Experimental Insights

The experimental analysis provides a thorough investigation into various vision encoders and adapter solutions, revealing that the incorporation of larger image encoders like InternViT-6B-448px-V1-2 yields optimal performance across multiple benchmarks. Moreover, strategies involving the mixing of features from multiple encoders have demonstrated improvements in certain task-specific metrics.

A significant advancement noted is the model's ability to handle high-resolution images effectively through innovative grid splitting techniques. This capability boosts results in OCR and document-based tasks—a testament to OmniFusion's versatility in processing complex visual data.

Implications and Future Directions

The implications of the OmniFusion paper are multifaceted. Practically, the integration of sophisticated visual embedding strategies within LLM frameworks signifies a leap forward in multimodal system capabilities. Theoretically, these findings contribute to the foundational understanding of multimodal learning models, underscoring the potential for broader applications and deeper integrations of diverse data types.

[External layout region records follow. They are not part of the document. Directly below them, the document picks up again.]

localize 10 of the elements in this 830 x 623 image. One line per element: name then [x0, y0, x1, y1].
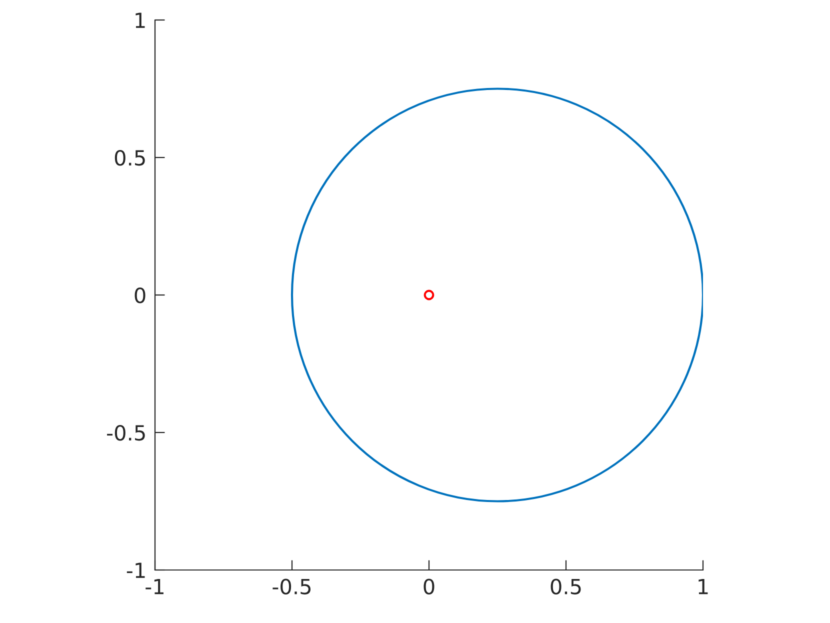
x-tick-label: 0.5	[550, 578, 581, 594]
y-tick-label: 0.5	[114, 150, 145, 166]
x-tick-label: 0	[424, 578, 434, 594]
y-tick-label: -0.5	[107, 424, 145, 441]
y-tick-label: 0	[134, 287, 146, 304]
y-tick-label: 1	[136, 12, 145, 28]
x-tick-label: -0.5	[272, 578, 311, 594]
x-tick-label: -1	[146, 578, 164, 594]
x-tick-label: 1	[698, 578, 708, 594]
y-tick-label: -1	[126, 562, 145, 578]
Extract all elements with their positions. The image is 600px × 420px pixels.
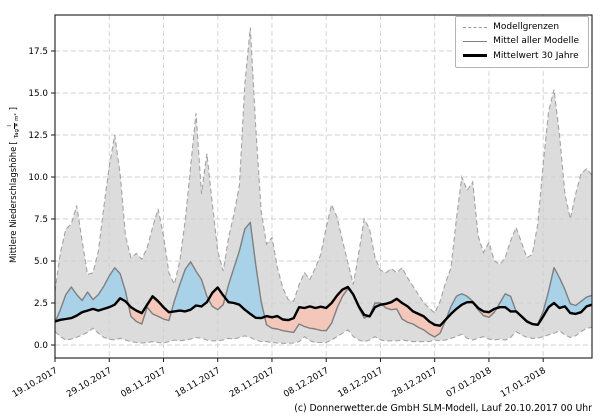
- below-normal-area: [474, 304, 497, 318]
- dashed-line-key-icon: [463, 26, 488, 28]
- below-normal-area: [382, 298, 447, 337]
- copyright-footer: (c) Donnerwetter.de GmbH SLM-Modell, Lau…: [294, 403, 592, 414]
- x-tick-label: 18.11.2017: [174, 366, 223, 400]
- model-envelope-area: [55, 27, 592, 344]
- x-tick-label: 17.01.2018: [499, 366, 548, 400]
- y-tick-label: 7.5: [34, 215, 48, 225]
- mittelwert-30-jahre-line: [54, 285, 593, 327]
- x-tick-label: 07.01.2018: [445, 366, 494, 400]
- y-tick-label: 17.5: [28, 47, 48, 57]
- y-tick-label: 12.5: [28, 131, 48, 141]
- y-tick-label: 5.0: [34, 257, 48, 267]
- legend-item-modellgrenzen: Modellgrenzen: [463, 22, 579, 32]
- legend-label: Mittel aller Modelle: [493, 36, 579, 47]
- x-tick-label: 08.11.2017: [119, 366, 168, 400]
- legend-label: Mittelwert 30 Jahre: [493, 50, 579, 61]
- above-normal-area: [446, 293, 475, 320]
- above-normal-area: [225, 222, 265, 319]
- plot-border: [54, 14, 593, 359]
- x-tick-label: 08.12.2017: [282, 366, 331, 400]
- mittel-aller-modelle-line: [54, 221, 593, 338]
- model-lower-bound-line: [54, 326, 593, 344]
- above-normal-area: [171, 261, 209, 312]
- x-tick-label: 18.12.2017: [336, 366, 385, 400]
- x-tick-label: 19.10.2017: [11, 366, 60, 400]
- y-tick-label: 2.5: [34, 299, 48, 309]
- legend-label: Modellgrenzen: [493, 22, 560, 32]
- y-tick-label: 0.0: [34, 341, 48, 351]
- y-tick-label: 15.0: [28, 89, 48, 99]
- legend-item-mittel-aller-modelle: Mittel aller Modelle: [463, 36, 579, 46]
- above-normal-area: [55, 267, 129, 322]
- y-tick-label: 10.0: [28, 173, 48, 183]
- x-tick-label: 29.10.2017: [65, 366, 114, 400]
- thick-line-key-icon: [463, 54, 488, 58]
- solid-line-key-icon: [463, 41, 488, 43]
- x-tick-label: 28.11.2017: [228, 366, 277, 400]
- x-tick-label: 28.12.2017: [391, 366, 440, 400]
- below-normal-area: [264, 287, 369, 333]
- model-upper-bound-line: [54, 27, 593, 315]
- legend-item-mittelwert-30-jahre: Mittelwert 30 Jahre: [463, 51, 579, 61]
- gridlines: [54, 15, 592, 358]
- legend: Modellgrenzen Mittel aller Modelle Mitte…: [455, 16, 589, 69]
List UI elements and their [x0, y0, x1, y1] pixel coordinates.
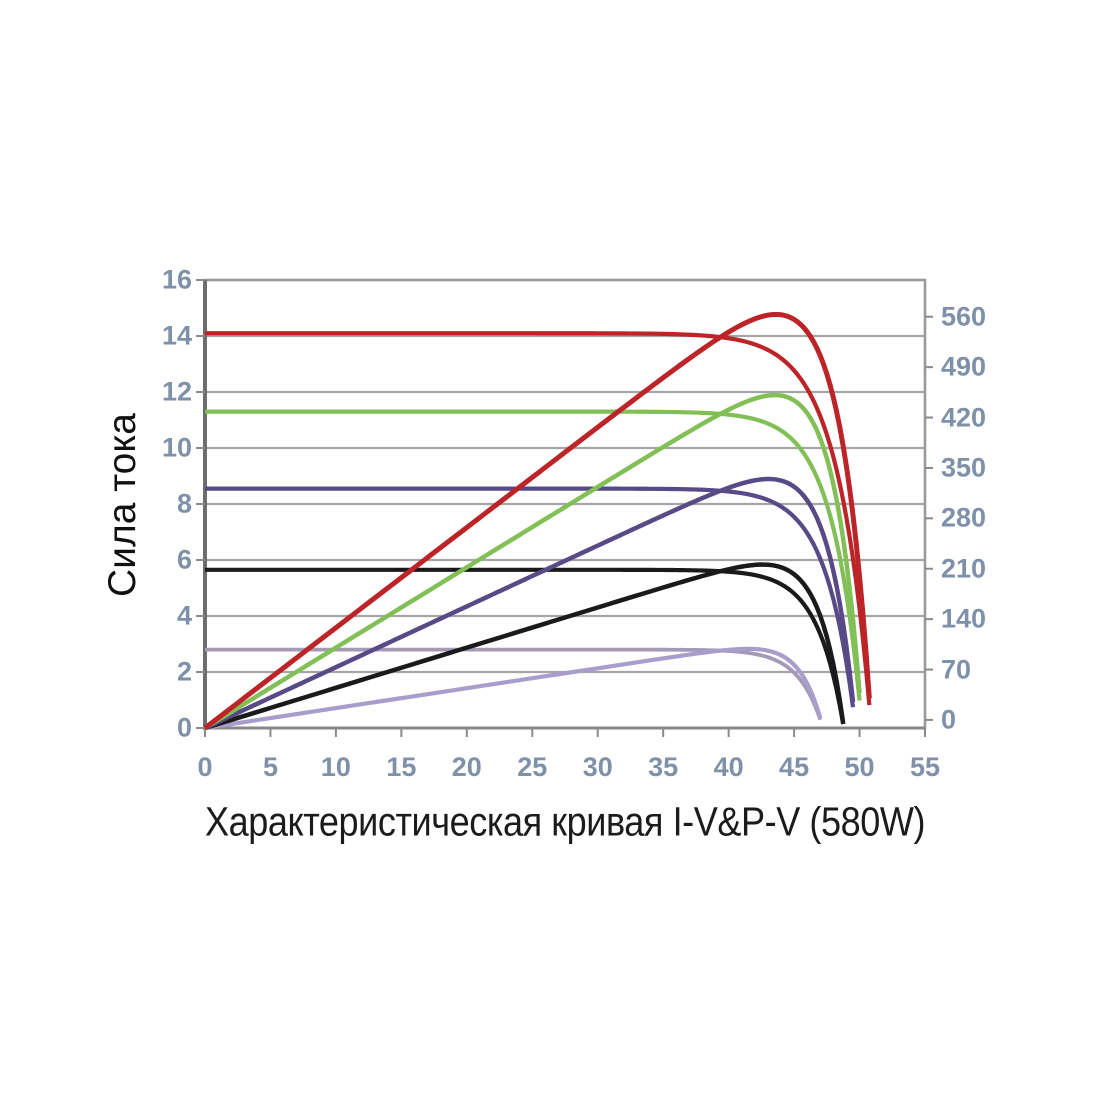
- x-axis-ticklabel: 25: [517, 752, 548, 782]
- pv-curve-bd2428: [203, 311, 872, 730]
- left-axis-ticklabel: 10: [161, 432, 192, 463]
- x-axis-ticklabel: 45: [779, 752, 810, 782]
- iv-curve-82bf56: [205, 409, 862, 701]
- x-axis-ticklabel: 5: [262, 752, 278, 782]
- pv-curve-a99ecb: [204, 646, 823, 731]
- iv-curve-1a1a1a: [205, 567, 846, 725]
- x-axis-ticklabel: 40: [713, 752, 744, 782]
- right-axis-ticklabel: 140: [941, 603, 987, 634]
- pv-curve-574a87: [204, 476, 856, 731]
- iv-curve-bd2428: [205, 331, 872, 706]
- x-axis-ticklabel: 10: [320, 752, 351, 782]
- y-axis-title: Сила тока: [101, 413, 144, 597]
- right-axis-ticklabel: 350: [941, 452, 987, 483]
- x-axis-ticklabel: 0: [197, 752, 213, 782]
- left-axis-ticklabel: 0: [176, 712, 192, 743]
- left-axis-ticklabel: 16: [161, 264, 192, 295]
- x-axis-ticklabel: 55: [909, 752, 941, 782]
- x-axis-ticklabel: 30: [582, 752, 613, 782]
- left-axis-ticklabel: 8: [176, 488, 192, 519]
- left-axis-ticklabel: 4: [176, 600, 192, 631]
- x-axis-ticklabel: 50: [844, 752, 875, 782]
- iv-curve-574a87: [205, 486, 856, 708]
- left-axis-ticklabel: 12: [161, 376, 192, 407]
- right-axis-ticklabel: 0: [941, 704, 957, 735]
- x-axis-ticklabel: 20: [451, 752, 482, 782]
- pv-curve-1a1a1a: [204, 562, 846, 731]
- right-axis-ticklabel: 70: [941, 654, 972, 685]
- right-axis-ticklabel: 210: [941, 553, 987, 584]
- x-axis-ticklabel: 15: [386, 752, 417, 782]
- right-axis-ticklabel: 280: [941, 502, 987, 533]
- x-axis-ticklabel: 35: [648, 752, 679, 782]
- pv-curve-82bf56: [203, 392, 862, 730]
- left-axis-ticklabel: 2: [176, 656, 192, 687]
- chart-title: Характеристическая кривая I-V&P-V (580W): [204, 798, 926, 845]
- left-axis-ticklabel: 14: [161, 320, 192, 351]
- right-axis-ticklabel: 420: [941, 402, 987, 433]
- left-axis-ticklabel: 6: [176, 544, 192, 575]
- right-axis-ticklabel: 490: [941, 351, 987, 382]
- right-axis-ticklabel: 560: [941, 301, 987, 332]
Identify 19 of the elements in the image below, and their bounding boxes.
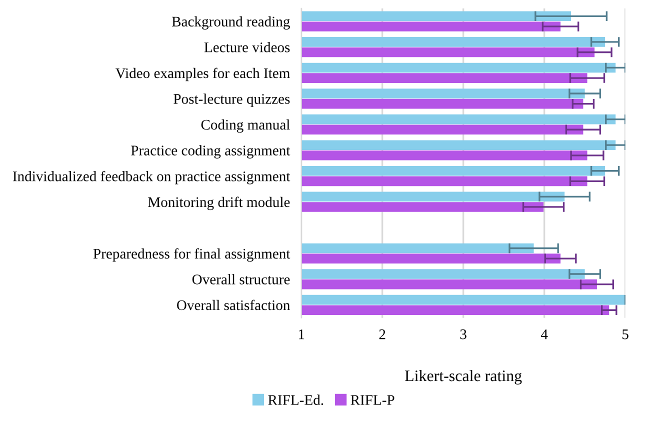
x-tick-label: 3 [460,329,466,340]
y-tick-label: Individualized feedback on practice assignment [12,170,290,184]
x-tick-label: 2 [379,329,386,340]
y-tick-label: Coding manual [201,119,290,133]
x-tick-label: 5 [622,330,628,340]
y-tick-label: Post-lecture quizzes [174,94,290,107]
y-tick-label: Lecture videos [204,42,290,52]
y-tick-label: Video examples for each Item [116,68,290,82]
y-tick-label: Overall structure [192,274,290,284]
y-tick-label: Overall satisfaction [177,300,290,310]
y-tick-label: Background reading [172,16,290,30]
y-tick-label: Monitoring drift module [148,196,290,210]
y-tick-label: Practice coding assignment [131,145,290,158]
x-tick-label: 1 [298,329,304,340]
legend-label: RIFL-P [350,395,394,405]
y-tick-label: Preparedness for final assignment [93,248,290,262]
x-axis-title: Likert-scale rating [405,370,522,384]
x-tick-label: 4 [540,329,548,340]
legend-label: RIFL-Ed. [268,394,324,405]
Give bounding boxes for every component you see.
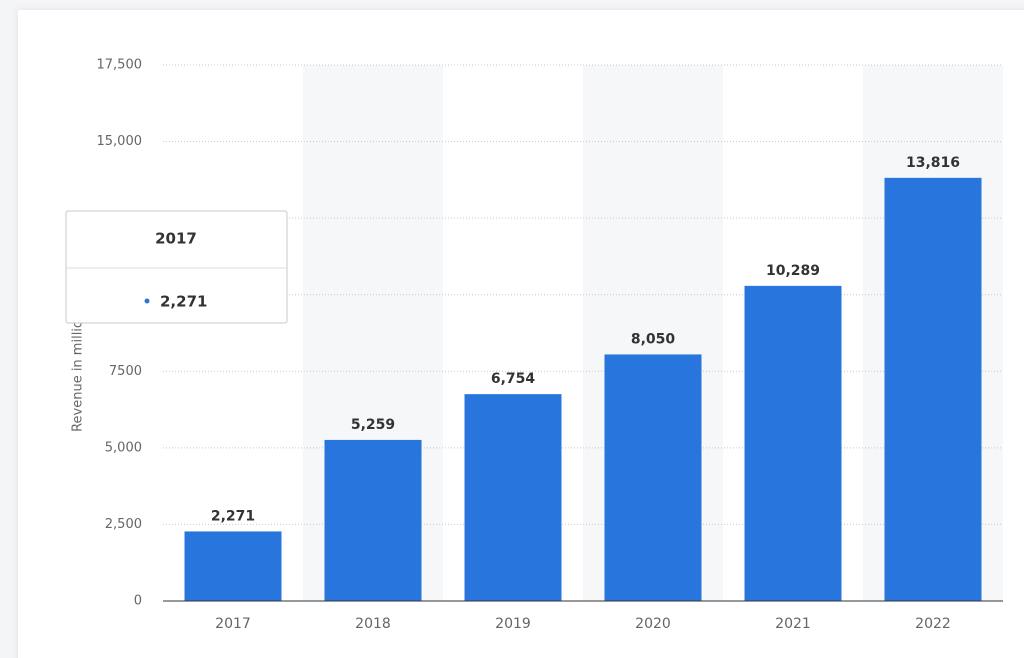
tooltip-dot <box>144 298 150 304</box>
bar <box>184 531 282 601</box>
y-tick-label: 5,000 <box>105 440 142 455</box>
bar <box>884 177 982 601</box>
tooltip: 2017 2,271 <box>65 210 288 324</box>
y-tick-label: 2,500 <box>105 517 142 532</box>
bar <box>604 354 702 601</box>
value-label: 5,259 <box>351 417 395 433</box>
x-tick-label: 2021 <box>775 616 811 632</box>
tooltip-title: 2017 <box>155 230 197 248</box>
y-tick-label: 7500 <box>109 364 142 379</box>
y-tick-label: 15,000 <box>97 134 143 149</box>
value-label: 13,816 <box>906 155 960 171</box>
tooltip-value: 2,271 <box>160 293 207 311</box>
tooltip-box <box>65 210 288 324</box>
value-label: 10,289 <box>766 263 820 279</box>
value-label: 2,271 <box>211 508 255 524</box>
bar <box>324 439 422 601</box>
x-tick-label: 2017 <box>215 616 251 632</box>
x-tick-label: 2018 <box>355 616 391 632</box>
value-label: 8,050 <box>631 331 676 347</box>
y-tick-label: 0 <box>134 594 142 609</box>
x-tick-label: 2022 <box>915 616 951 632</box>
x-tick-label: 2020 <box>635 616 671 632</box>
bar <box>744 285 842 601</box>
x-tick-label: 2019 <box>495 616 531 632</box>
value-label: 6,754 <box>491 371 536 387</box>
y-tick-label: 17,500 <box>97 58 143 73</box>
bar <box>464 394 562 601</box>
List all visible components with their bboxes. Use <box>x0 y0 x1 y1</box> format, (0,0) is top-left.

Looking ahead, the researchers signal an intention to further explore image embeddings, enhance context processing, and broaden the model's scope to include video modalities. Additionally, synergizing these advancements with image output generation models like Kandinsky might unlock new capabilities in multimedia generation contexts.

In summation, the OmniFusion technical report propounds a coherent and eloquent discourse on the frontiers of multimodal AI systems, presenting substantive evidence for its efficacy while charting a course for future developments in the field.